One modification you could make is to use da.random.random_sample(N) instead of

x = np.random.sample(N)
x_d = da.from_array(x)

With the former, you are not limited by the number of samples you can hold in memory. The Dask implementation of random is already chunked. This however is more a scalability matter rather than a performance matter.

Hi @Galedon1, welcome to the Dask community!

Hi @TMillenaar, thanks for the detailed and precise explanation in answer.

So I think that @TMillenaar is right about everything, to sum it up:

  • The delayed implementation is just a lazy Numpy call, hence the same performances.
  • Dask performances are bound to the number of chunks vs the number of available threads, hence the plateau effect.
  • Dask starts to be really interesting when the data is too huge to fit in memory, as demonstrated by @TMillenaar at the end of its post.

The last bullet is a major point to keep in mind, if your data fits in memory, if your computation takes O(1s), just stick with Numpy.
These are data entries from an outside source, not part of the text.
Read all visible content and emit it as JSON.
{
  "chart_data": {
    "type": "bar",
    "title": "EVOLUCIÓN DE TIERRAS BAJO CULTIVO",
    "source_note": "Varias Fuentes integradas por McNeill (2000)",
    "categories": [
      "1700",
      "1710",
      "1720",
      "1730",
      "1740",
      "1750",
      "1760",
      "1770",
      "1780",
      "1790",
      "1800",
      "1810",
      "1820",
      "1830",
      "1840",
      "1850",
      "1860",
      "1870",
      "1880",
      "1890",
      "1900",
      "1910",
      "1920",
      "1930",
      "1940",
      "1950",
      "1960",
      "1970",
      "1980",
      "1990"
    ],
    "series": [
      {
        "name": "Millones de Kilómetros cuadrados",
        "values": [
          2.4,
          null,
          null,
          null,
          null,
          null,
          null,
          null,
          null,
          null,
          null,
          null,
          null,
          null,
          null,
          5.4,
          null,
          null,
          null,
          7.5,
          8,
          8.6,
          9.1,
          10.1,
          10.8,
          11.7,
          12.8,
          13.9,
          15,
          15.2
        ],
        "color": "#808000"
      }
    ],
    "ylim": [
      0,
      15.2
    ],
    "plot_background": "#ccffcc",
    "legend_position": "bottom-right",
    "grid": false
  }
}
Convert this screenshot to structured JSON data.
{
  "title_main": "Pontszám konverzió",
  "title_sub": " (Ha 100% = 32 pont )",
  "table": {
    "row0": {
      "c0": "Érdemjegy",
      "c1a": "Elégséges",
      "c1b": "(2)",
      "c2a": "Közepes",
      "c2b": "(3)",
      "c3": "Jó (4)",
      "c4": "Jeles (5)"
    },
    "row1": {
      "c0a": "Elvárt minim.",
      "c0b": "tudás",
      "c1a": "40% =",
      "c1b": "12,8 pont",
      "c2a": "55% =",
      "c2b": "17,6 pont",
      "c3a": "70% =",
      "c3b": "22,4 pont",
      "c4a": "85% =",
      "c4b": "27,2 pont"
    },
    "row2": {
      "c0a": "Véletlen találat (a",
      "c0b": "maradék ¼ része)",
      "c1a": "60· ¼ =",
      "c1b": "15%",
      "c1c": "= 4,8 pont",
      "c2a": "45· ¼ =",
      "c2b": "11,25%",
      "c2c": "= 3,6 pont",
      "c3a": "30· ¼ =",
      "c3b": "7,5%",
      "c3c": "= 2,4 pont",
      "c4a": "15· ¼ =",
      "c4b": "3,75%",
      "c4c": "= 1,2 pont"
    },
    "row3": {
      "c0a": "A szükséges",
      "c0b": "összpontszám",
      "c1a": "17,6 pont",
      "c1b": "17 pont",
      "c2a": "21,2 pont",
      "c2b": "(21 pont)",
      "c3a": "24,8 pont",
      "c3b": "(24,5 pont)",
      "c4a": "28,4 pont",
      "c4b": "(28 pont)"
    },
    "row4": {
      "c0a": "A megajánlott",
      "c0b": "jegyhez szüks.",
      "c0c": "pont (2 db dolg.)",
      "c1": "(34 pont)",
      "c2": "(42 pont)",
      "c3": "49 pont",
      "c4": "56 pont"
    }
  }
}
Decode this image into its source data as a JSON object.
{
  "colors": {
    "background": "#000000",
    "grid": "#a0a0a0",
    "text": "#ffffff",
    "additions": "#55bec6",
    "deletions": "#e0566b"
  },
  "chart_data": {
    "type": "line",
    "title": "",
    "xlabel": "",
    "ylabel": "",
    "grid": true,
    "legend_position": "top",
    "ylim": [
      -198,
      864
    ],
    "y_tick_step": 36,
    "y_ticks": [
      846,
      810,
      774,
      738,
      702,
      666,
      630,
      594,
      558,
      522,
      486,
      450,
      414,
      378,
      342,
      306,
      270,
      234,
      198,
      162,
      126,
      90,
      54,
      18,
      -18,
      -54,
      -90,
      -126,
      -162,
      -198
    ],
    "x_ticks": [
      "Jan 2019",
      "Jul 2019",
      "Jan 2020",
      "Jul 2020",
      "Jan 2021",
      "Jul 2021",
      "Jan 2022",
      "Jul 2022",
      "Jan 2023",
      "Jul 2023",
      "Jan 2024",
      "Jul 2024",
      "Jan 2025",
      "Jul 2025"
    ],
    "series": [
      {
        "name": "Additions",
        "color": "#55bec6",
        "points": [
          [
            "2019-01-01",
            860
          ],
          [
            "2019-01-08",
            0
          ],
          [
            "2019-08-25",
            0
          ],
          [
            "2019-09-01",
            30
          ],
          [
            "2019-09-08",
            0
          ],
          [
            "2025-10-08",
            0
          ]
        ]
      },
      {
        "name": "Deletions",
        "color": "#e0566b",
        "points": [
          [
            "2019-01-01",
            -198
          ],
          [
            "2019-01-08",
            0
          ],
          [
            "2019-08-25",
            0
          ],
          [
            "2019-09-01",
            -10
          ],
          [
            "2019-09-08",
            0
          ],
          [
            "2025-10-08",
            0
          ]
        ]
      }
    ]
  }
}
However, I’m also a bit surprised by the results of Dask, especially with one chunk. We could expect some overhead, but the graph produced by @TMillenaar is surprising, why Dask with one chunk is so slower, and linearly slower, than Numpy?

Also, I had a go with the multi-processing local Scheduler, and the distributed Scheduler, but I encountered an exception:

import numpy as np
import dask 
import dask.array as da
from numba import njit
from time import time

x = np.random.sample(int(4e8))
xd = da.from_array(x)
h, bins = da.histogram(xd, 5, range = [0,1])
h.compute(scheduler='processes')

makes my Jupyter kernel crash, but the data is not so big so I’m not sure why.

1 Like

Thanks @guillaumeeb for the kind words.

About the poor linear performance of the Dask implementation, it seems there are two issues here:

First, @Galedon1 the script contains a bug where Nbins is supplied to the Dask histogram call but not to the Numpy histogram call. The Numpy default is 10 and you specified 50 meaning this was not a fair comparison.

That said, numpy.histogram is more performant when specifying bins as an integer as opposed to an array. While I did not look at the Numpy source code to check, I imagine this is because shortcuts can be performed by assuming the bins are spaced equally. Bins that are supplied as an array can have arbitrary spacing. Anyway, Dask converts the bins from integer into an array here:

That is what makes the biggest difference:

import numpy as np
from timeit import timeit

x = np.random.sample(int(4e8))
nbins = 10
bins = np.linspace(0,1,nbins)
timeit(lambda: np.histogram(x, nbins), number=5) # 21.261210839264095
timeit(lambda: np.histogram(x, bins), number=5) # 142.5214459085837

@guillaumeeb What do you think? Is this int → array conversion worth raising as a Dask github issue?

I decided to go ahead an make a pull request, let’s see if that gets accepted

1 Like

Wow, thanks a lot @TMillenaar for the follow up and the opened issue!